Nurses evaluated 1,332 skin tests which were administered Friday during a four-hour clinic at Indio High School after a student was diagnosed with active tuberculosis recently.
There were 126 students who tested positive for possible exposure to the illness, but officials emphasized those results don't mean they have active tuberculosis.
Dr. Cameron Kaiser, the county's public health officer, said the rate of positive test results are within expected levels. "Given this population, we would expect a positive test result of no more than 10 to 15 percent," said Kaiser, who ordered the entire student body and staff be tested. "These numbers are very reassuring for the community as a whole. The health department will follow up with those who tested positive for exposure."
The 126 students who require further testing will be asked to get a chest X-ray, according to Kaiser. The county will cover the costs of the X-Rays.
Monday was the first official day off for students during winter break, but a line of students formed at the high school as teenagers waited for their test results from Friday. School officials said all but 31 students returned to get their results.
"It shows a lot about the maturity level of the students here," said Principal Rudy Ramirez. "They knew it was important to get it done and they did it."
Some students reacted with enthusiasm to their TB test results.
"I got a negative result for TB!" Angelique Melendrez exclaimed.
Some were annoyed they had to return to school on the first day of winter break.
"It's my break," Jonathan McKinley said. "I should be at home sleeping.

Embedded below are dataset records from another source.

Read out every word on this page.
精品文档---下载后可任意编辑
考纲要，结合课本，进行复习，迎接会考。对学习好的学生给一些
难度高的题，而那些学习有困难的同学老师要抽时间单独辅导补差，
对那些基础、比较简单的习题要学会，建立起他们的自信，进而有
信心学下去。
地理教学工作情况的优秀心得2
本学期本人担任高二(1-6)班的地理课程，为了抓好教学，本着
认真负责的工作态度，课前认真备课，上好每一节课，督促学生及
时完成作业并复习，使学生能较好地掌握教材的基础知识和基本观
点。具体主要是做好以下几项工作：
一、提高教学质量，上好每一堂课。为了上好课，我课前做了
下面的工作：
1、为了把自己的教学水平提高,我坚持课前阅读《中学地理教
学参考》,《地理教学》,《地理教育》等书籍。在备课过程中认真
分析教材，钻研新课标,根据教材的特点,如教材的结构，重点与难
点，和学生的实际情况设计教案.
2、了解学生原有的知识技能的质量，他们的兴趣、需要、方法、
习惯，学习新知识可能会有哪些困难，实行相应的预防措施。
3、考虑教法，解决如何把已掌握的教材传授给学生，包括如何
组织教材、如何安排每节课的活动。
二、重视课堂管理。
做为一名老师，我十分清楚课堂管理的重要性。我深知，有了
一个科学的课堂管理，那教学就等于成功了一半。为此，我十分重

Eating cookies or something."
Others remain concerned that 126 students tested positive for possible exposure to TB. One student who has active TB was on campus from September to mid November.
"This is pretty scary," Jocelyn Gutierrez said. "Because we don't know who it is, or how many people actually have it. That's what worries us the most."

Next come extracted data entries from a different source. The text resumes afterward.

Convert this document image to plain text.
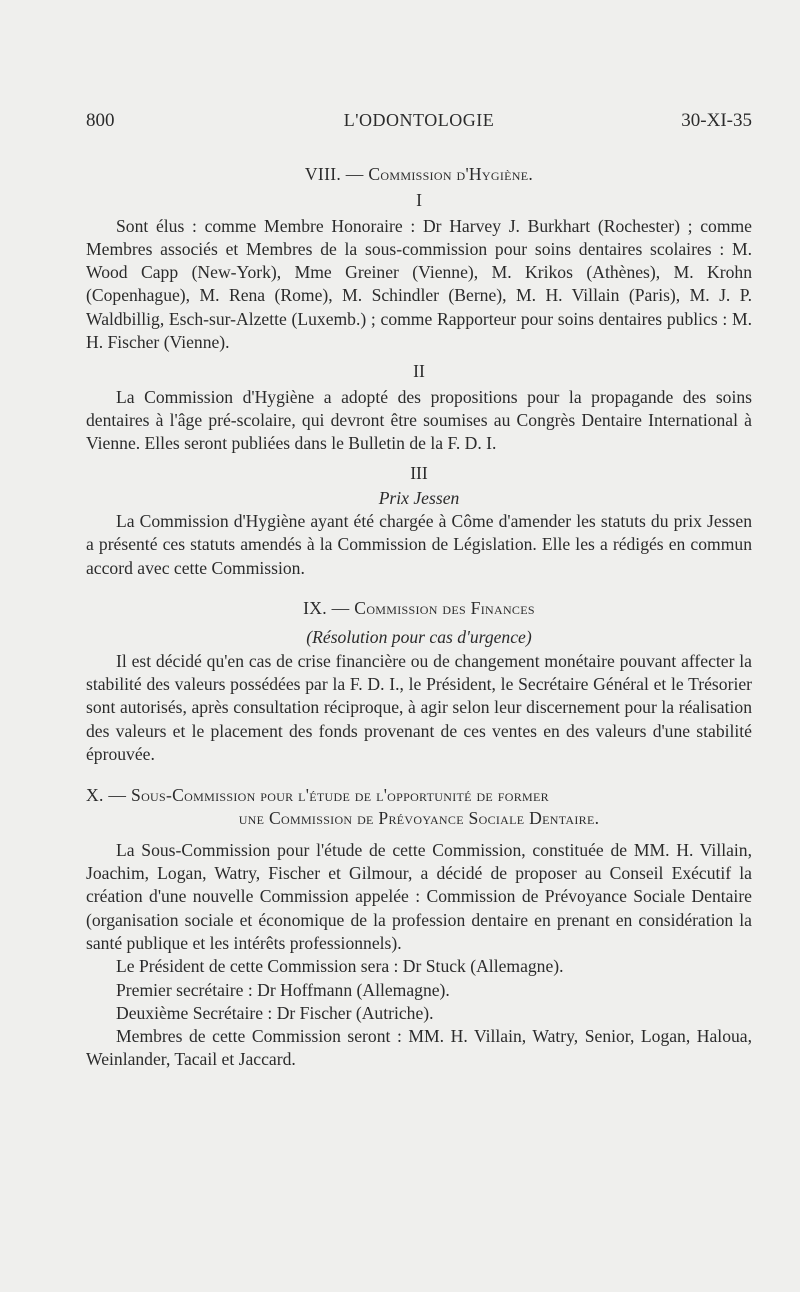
800	L'ODONTOLOGIE	30-XI-35
VIII. — Commission d'Hygiène.
I

Sont élus : comme Membre Honoraire : Dr Harvey J. Burkhart (Rochester) ; comme Membres associés et Membres de la sous-commission pour soins dentaires scolaires : M. Wood Capp (New-York), Mme Greiner (Vienne), M. Krikos (Athènes), M. Krohn (Copenhague), M. Rena (Rome), M. Schindler (Berne), M. H. Villain (Paris), M. J. P. Waldbillig, Esch-sur-Alzette (Luxemb.) ; comme Rapporteur pour soins dentaires publics : M. H. Fischer (Vienne).

II

La Commission d'Hygiène a adopté des propositions pour la propagande des soins dentaires à l'âge pré-scolaire, qui devront être soumises au Congrès Dentaire International à Vienne. Elles seront publiées dans le Bulletin de la F. D. I.

III
Prix Jessen

La Commission d'Hygiène ayant été chargée à Côme d'amender les statuts du prix Jessen a présenté ces statuts amendés à la Commission de Législation. Elle les a rédigés en commun accord avec cette Commission.

IX. — Commission des Finances
(Résolution pour cas d'urgence)

Il est décidé qu'en cas de crise financière ou de changement monétaire pouvant affecter la stabilité des valeurs possédées par la F. D. I., le Président, le Secrétaire Général et le Trésorier sont autorisés, après consultation réciproque, à agir selon leur discernement pour la réalisation des valeurs et le placement des fonds provenant de ces ventes en des valeurs d'une stabilité éprouvée.

X. — Sous-Commission pour l'étude de l'opportunité de former
une Commission de Prévoyance Sociale Dentaire.

La Sous-Commission pour l'étude de cette Commission, constituée de MM. H. Villain, Joachim, Logan, Watry, Fischer et Gilmour, a décidé de proposer au Conseil Exécutif la création d'une nouvelle Commission appelée : Commission de Prévoyance Sociale Dentaire (organisation sociale et économique de la profession dentaire en prenant en considération la santé publique et les intérêts professionnels).

Le Président de cette Commission sera : Dr Stuck (Allemagne).

Premier secrétaire : Dr Hoffmann (Allemagne).

Deuxième Secrétaire : Dr Fischer (Autriche).

Membres de cette Commission seront : MM. H. Villain, Watry, Senior, Logan, Haloua, Weinlander, Tacail et Jaccard.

Kaiser said he's confident that the likelihood of the illness spreading remains low.
Those students and staff who could not show up Monday were given the option Friday of having a blood test done. Kaiser said about 200 blood samples were taken and there were eight samples that tested positive for possible exposure. Those students will also need to have a chest X-ray done.
School officials have ordered that all students and staff members show proof that they've been tested, as well as show results of those tests, before returning to the school. Friday's screening was scheduled after follow-up X-rays on students tested earlier in the week identified five students who needed further examination.

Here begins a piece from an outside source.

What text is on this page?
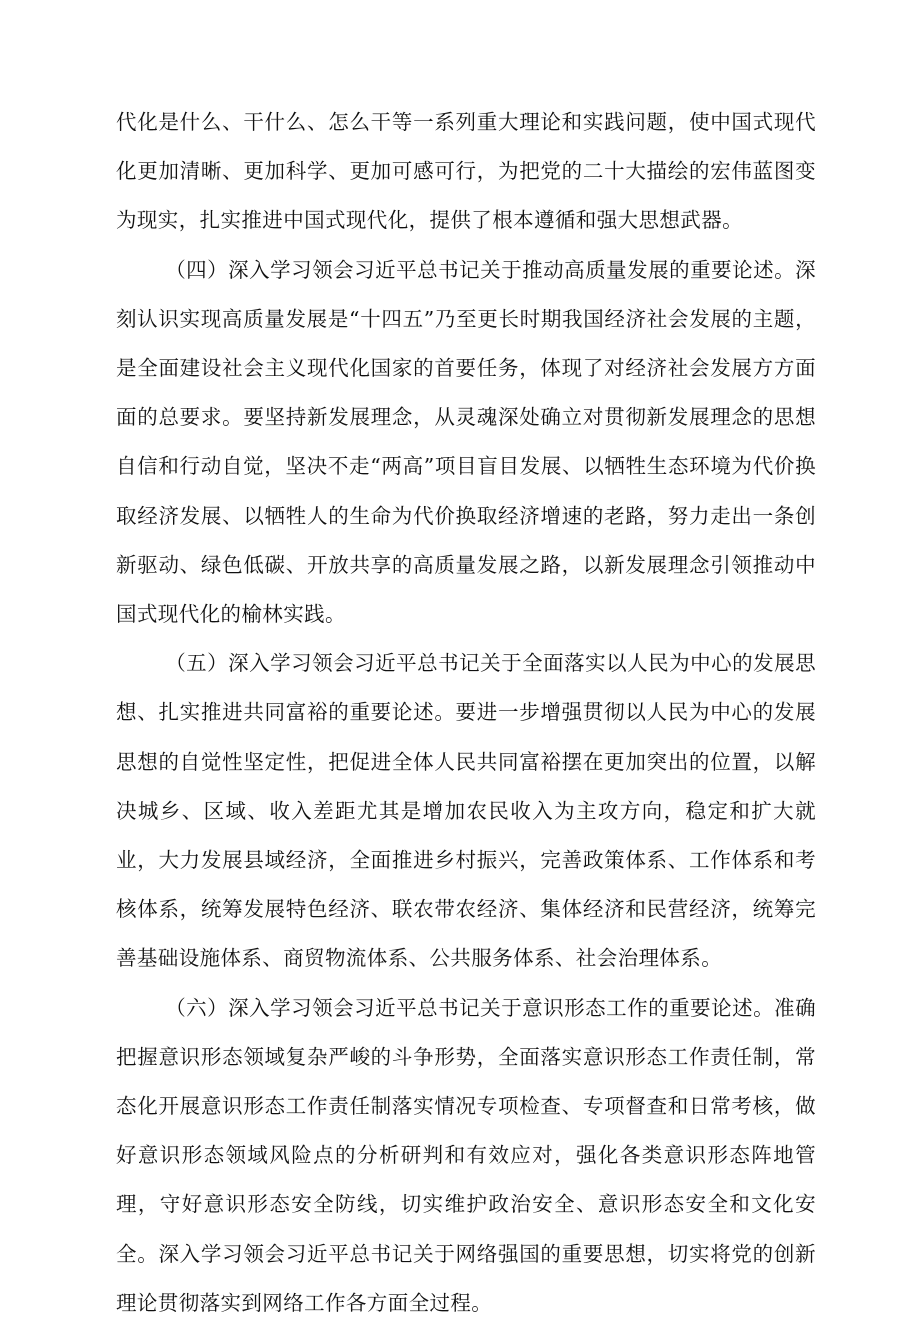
代化是什么、干什么、怎么干等一系列重大理论和实践问题，使中国式现代化更加清晰、更加科学、更加可感可行，为把党的二十大描绘的宏伟蓝图变为现实，扎实推进中国式现代化，提供了根本遵循和强大思想武器。

（四）深入学习领会习近平总书记关于推动高质量发展的重要论述。深刻认识实现高质量发展是“十四五”乃至更长时期我国经济社会发展的主题，是全面建设社会主义现代化国家的首要任务，体现了对经济社会发展方方面面的总要求。要坚持新发展理念，从灵魂深处确立对贯彻新发展理念的思想自信和行动自觉，坚决不走“两高”项目盲目发展、以牺牲生态环境为代价换取经济发展、以牺牲人的生命为代价换取经济增速的老路，努力走出一条创新驱动、绿色低碳、开放共享的高质量发展之路，以新发展理念引领推动中国式现代化的榆林实践。

（五）深入学习领会习近平总书记关于全面落实以人民为中心的发展思想、扎实推进共同富裕的重要论述。要进一步增强贯彻以人民为中心的发展思想的自觉性坚定性，把促进全体人民共同富裕摆在更加突出的位置，以解决城乡、区域、收入差距尤其是增加农民收入为主攻方向，稳定和扩大就业，大力发展县域经济，全面推进乡村振兴，完善政策体系、工作体系和考核体系，统筹发展特色经济、联农带农经济、集体经济和民营经济，统筹完善基础设施体系、商贸物流体系、公共服务体系、社会治理体系。

（六）深入学习领会习近平总书记关于意识形态工作的重要论述。准确把握意识形态领域复杂严峻的斗争形势，全面落实意识形态工作责任制，常态化开展意识形态工作责任制落实情况专项检查、专项督查和日常考核，做好意识形态领域风险点的分析研判和有效应对，强化各类意识形态阵地管理，守好意识形态安全防线，切实维护政治安全、意识形态安全和文化安全。深入学习领会习近平总书记关于网络强国的重要思想，切实将党的创新理论贯彻落实到网络工作各方面全过程。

"This is the system working as designed," Kaiser said.
According to the Centers for Disease Control and Prevention, tuberculosis is caused by bacteria that usually attack the lungs, but it can attack any part of the body such as the kidney, spine, and brain. If not treated properly, TB disease can be fatal. It is spread through the air from one person to another. The TB bacteria are put into the air when a person with TB disease of the lungs or throat coughs, sneezes, speaks, or sings. People nearby may breathe in these bacteria and become infected.
It is not spread by shaking someone's hand, sharing food or drink, touching bed linens or toilet seats, sharing toothbrushes or kissing. Some of the symptoms include: Coughing with sputum for more than three to four weeks, coughing up blood, pain in the chest when breathing, unexplained loss of appetite or weight loss and fever with night sweats for more than three weeks, according to the CDC.